C’est dans ma nature, je m’en excuse, de me méfier des entreprises informatiques qui annoncent la réalité de nouvelles tendances organisationnelles avant qu’elles ne deviennent réalité. Vous en connaissez tous des exemples tels que le CRM qui a été tellement poussé par les Siebel de ce monde alors que dans les faits très peu d’entreprises ont aujourd’hui un vrai Customer Relationship Management en place.
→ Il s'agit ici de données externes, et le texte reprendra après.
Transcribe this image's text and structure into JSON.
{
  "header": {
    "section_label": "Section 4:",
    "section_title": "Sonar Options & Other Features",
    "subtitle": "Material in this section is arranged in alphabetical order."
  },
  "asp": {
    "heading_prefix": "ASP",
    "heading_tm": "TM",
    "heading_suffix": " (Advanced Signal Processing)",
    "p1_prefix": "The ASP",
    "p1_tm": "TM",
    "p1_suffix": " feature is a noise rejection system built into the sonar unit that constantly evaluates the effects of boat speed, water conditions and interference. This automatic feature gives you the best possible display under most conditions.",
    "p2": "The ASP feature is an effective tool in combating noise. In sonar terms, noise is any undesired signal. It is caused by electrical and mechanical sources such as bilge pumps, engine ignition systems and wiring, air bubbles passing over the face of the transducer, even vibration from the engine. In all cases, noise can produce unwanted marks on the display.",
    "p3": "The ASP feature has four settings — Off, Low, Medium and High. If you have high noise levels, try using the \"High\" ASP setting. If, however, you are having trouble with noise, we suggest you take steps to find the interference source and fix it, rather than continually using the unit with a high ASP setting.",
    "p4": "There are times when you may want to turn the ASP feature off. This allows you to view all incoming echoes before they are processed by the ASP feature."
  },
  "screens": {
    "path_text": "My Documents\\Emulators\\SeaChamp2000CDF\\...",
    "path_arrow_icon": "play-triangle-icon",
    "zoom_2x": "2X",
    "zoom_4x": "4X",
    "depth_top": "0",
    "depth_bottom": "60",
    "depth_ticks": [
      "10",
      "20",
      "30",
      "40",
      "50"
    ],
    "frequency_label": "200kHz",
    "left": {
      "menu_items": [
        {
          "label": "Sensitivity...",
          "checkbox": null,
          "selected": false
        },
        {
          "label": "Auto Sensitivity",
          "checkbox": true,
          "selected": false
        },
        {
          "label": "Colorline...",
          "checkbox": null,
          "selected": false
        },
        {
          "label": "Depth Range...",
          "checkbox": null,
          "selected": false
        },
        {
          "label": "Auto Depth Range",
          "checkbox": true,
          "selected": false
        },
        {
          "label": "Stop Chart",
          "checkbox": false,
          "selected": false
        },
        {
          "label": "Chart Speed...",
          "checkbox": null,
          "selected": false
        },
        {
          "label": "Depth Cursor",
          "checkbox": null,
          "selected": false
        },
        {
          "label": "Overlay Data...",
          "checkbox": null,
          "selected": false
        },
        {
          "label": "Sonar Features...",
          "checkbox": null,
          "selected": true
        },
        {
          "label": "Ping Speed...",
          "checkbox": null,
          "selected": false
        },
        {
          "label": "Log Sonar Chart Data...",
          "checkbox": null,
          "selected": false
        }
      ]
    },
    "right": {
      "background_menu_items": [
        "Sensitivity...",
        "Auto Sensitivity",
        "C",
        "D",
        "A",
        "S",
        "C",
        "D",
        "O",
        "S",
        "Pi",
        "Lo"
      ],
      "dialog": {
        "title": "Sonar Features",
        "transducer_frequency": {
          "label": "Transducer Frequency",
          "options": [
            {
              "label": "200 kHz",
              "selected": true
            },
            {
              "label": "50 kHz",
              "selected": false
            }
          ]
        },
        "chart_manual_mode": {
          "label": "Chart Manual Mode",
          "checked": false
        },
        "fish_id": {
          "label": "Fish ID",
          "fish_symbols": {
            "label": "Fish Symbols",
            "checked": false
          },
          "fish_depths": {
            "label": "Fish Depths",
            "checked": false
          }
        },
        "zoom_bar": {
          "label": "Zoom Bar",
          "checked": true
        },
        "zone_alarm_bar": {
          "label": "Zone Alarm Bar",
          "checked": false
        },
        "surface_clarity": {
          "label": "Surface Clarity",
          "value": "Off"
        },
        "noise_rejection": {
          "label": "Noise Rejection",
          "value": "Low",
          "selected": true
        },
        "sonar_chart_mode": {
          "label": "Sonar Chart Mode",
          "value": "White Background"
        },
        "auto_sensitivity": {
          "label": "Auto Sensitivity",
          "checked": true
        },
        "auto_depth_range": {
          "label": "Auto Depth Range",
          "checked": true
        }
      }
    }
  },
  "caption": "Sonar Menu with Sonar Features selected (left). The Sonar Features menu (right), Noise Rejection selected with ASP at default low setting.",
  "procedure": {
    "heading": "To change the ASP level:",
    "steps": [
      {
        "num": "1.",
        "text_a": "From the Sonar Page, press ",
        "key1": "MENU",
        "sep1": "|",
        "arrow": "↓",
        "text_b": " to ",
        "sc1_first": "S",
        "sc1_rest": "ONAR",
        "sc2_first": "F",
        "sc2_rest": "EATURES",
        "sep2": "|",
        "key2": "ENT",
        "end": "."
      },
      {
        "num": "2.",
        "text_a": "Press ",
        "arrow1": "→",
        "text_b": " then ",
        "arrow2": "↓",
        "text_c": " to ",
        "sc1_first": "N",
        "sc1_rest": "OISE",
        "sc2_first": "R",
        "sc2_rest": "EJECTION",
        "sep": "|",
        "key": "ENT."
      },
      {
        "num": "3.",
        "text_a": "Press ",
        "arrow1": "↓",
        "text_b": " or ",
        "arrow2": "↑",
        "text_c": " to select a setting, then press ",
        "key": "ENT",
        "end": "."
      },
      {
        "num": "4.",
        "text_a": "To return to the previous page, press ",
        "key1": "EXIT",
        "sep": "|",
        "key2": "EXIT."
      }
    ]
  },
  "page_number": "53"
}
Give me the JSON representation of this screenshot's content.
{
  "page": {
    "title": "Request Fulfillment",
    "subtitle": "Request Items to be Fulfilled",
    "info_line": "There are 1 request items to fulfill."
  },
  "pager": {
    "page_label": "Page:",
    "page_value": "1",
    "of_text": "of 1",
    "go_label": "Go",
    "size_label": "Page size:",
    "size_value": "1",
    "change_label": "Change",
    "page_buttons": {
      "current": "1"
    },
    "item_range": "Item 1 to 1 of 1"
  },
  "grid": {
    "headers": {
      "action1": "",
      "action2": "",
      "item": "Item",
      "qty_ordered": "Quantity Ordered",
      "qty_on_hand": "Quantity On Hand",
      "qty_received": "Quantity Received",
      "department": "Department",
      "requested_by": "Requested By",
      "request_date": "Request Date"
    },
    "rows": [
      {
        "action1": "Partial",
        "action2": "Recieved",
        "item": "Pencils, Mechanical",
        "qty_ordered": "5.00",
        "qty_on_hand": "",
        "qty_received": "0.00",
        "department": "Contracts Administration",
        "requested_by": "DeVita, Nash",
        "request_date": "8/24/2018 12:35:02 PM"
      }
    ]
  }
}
Dans tous ces exemples, ce ne sont pas les technologies qui manquent à l’appel. Au contraire, elles sont là et prêtes à être implantées. C’est plutôt l’incapacité des entreprises à prendre ces technologies et les intégrer dans leurs processus d’affaires qui explique les nombreux échecs dont nous entendons parler. Changer les façons de faire des travailluer représente aussi un défi de taille. Dans le cas du concept de l’entreprise 2.0, je crois que nous allons assiter à la même chose : beaucoup de bruit, pas beaucoup de réalisations étant donné de nombreux défis.

J’ai trouvé quelques vidéoclips pour ceux qui s’intéressent à la question. Les deux premiers pour introduire la notion de l’entreprise 2.0. Ensuite, un court vidéo qui présente la réponse de quelques CIO à la question : Entreprise 2.0 : mythe ou réalité?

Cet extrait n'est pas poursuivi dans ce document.